Alexandre Julliard wrote:
Michael Stefaniuc mstefani@redhat.com writes:
Incorrect. Wine doesn't use write(2) but vfprintf(3) which operates on FILE handles; the output is buffered aka a vfprintf call won't translate 1:1 to a write(2) system call. But even if it would directly use write(2), that system call isn't atomic. A lot of people consider a write smaller/equal the PAGE_SIZE to be atomic but it isn't; one can get a short write because of an EINTR.
The ">>" redirection fixes the overwriting corruption but not the interleaving one. With multiple threads and enough debug output the chances are high to get a few interleaving corruption; i see it regularly in the output of winetest.exe runs.
No, Wine explicitly uses write(2) for debug output, and is careful about writing only complete lines precisely to avoid the interleaving issue.
Hmm ... I have looked at libs/wine/debug.c and not at NTDLL_dbg_vprintf().

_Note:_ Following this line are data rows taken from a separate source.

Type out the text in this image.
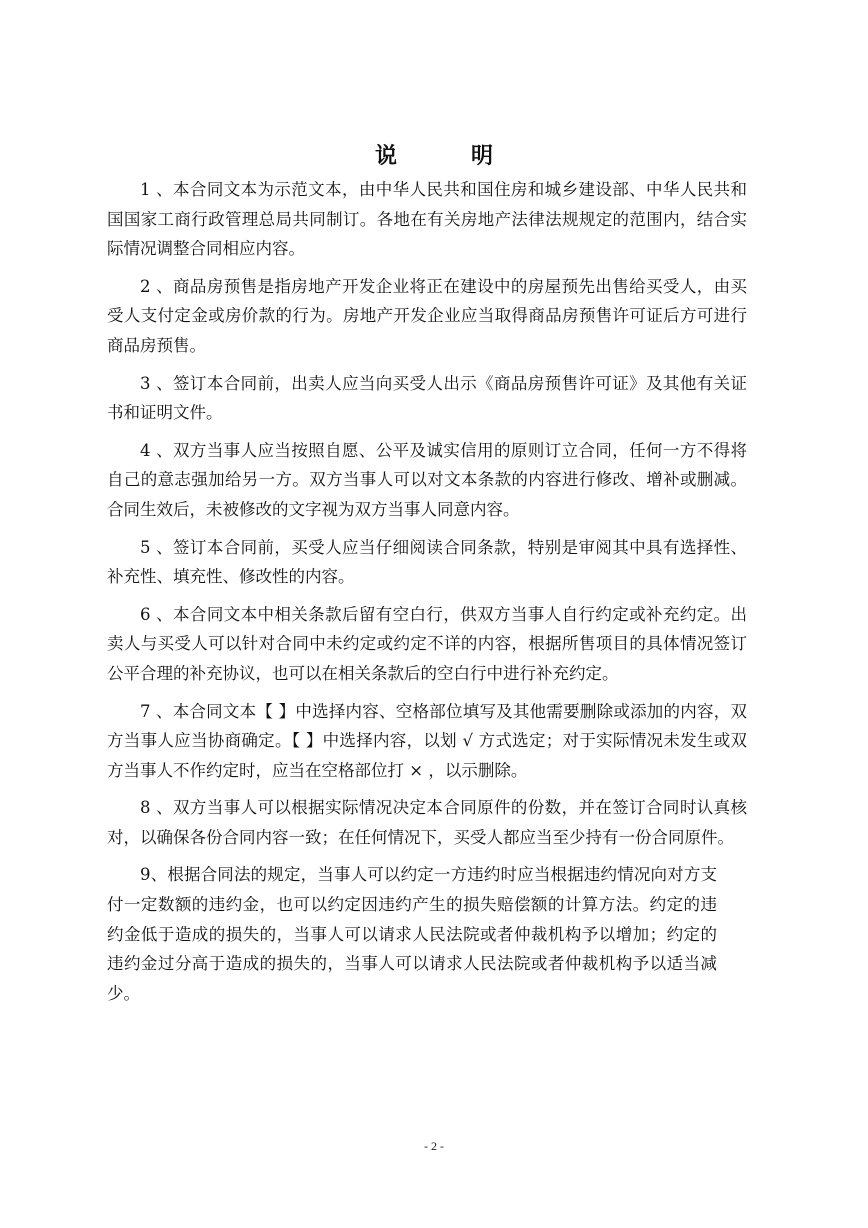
说　明

1 、本合同文本为示范文本，由中华人民共和国住房和城乡建设部、中华人民共和国国家工商行政管理总局共同制订。各地在有关房地产法律法规规定的范围内，结合实际情况调整合同相应内容。

2 、商品房预售是指房地产开发企业将正在建设中的房屋预先出售给买受人，由买受人支付定金或房价款的行为。房地产开发企业应当取得商品房预售许可证后方可进行商品房预售。

3 、签订本合同前，出卖人应当向买受人出示《商品房预售许可证》及其他有关证书和证明文件。

4 、双方当事人应当按照自愿、公平及诚实信用的原则订立合同，任何一方不得将自己的意志强加给另一方。双方当事人可以对文本条款的内容进行修改、增补或删减。合同生效后，未被修改的文字视为双方当事人同意内容。

5 、签订本合同前，买受人应当仔细阅读合同条款，特别是审阅其中具有选择性、补充性、填充性、修改性的内容。

6 、本合同文本中相关条款后留有空白行，供双方当事人自行约定或补充约定。出卖人与买受人可以针对合同中未约定或约定不详的内容，根据所售项目的具体情况签订公平合理的补充协议，也可以在相关条款后的空白行中进行补充约定。

7 、本合同文本【 】中选择内容、空格部位填写及其他需要删除或添加的内容，双方当事人应当协商确定。【 】中选择内容，以划 √ 方式选定；对于实际情况未发生或双方当事人不作约定时，应当在空格部位打 × ，以示删除。

8 、双方当事人可以根据实际情况决定本合同原件的份数，并在签订合同时认真核对，以确保各份合同内容一致；在任何情况下，买受人都应当至少持有一份合同原件。

9、根据合同法的规定，当事人可以约定一方违约时应当根据违约情况向对方支付一定数额的违约金，也可以约定因违约产生的损失赔偿额的计算方法。约定的违约金低于造成的损失的，当事人可以请求人民法院或者仲裁机构予以增加；约定的违约金过分高于造成的损失的，当事人可以请求人民法院或者仲裁机构予以适当减少。

- 2 -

Anyway the usage of write(2) in NTDLL_dbg_vprintf() is *wrong* as it doesn't check for short writes nor errors. It is good enough for debug output and better than using the FILE * functions but not good enough to prevent interleaving. It even introduces an opportunity for parts of a line to be overwritten in the case of short writes.
It does require O_APPEND to ensure that the writes don't step over each other, which is why you need ">>". It definitely makes a difference.
Yes it does; it didn't disagree with this fact.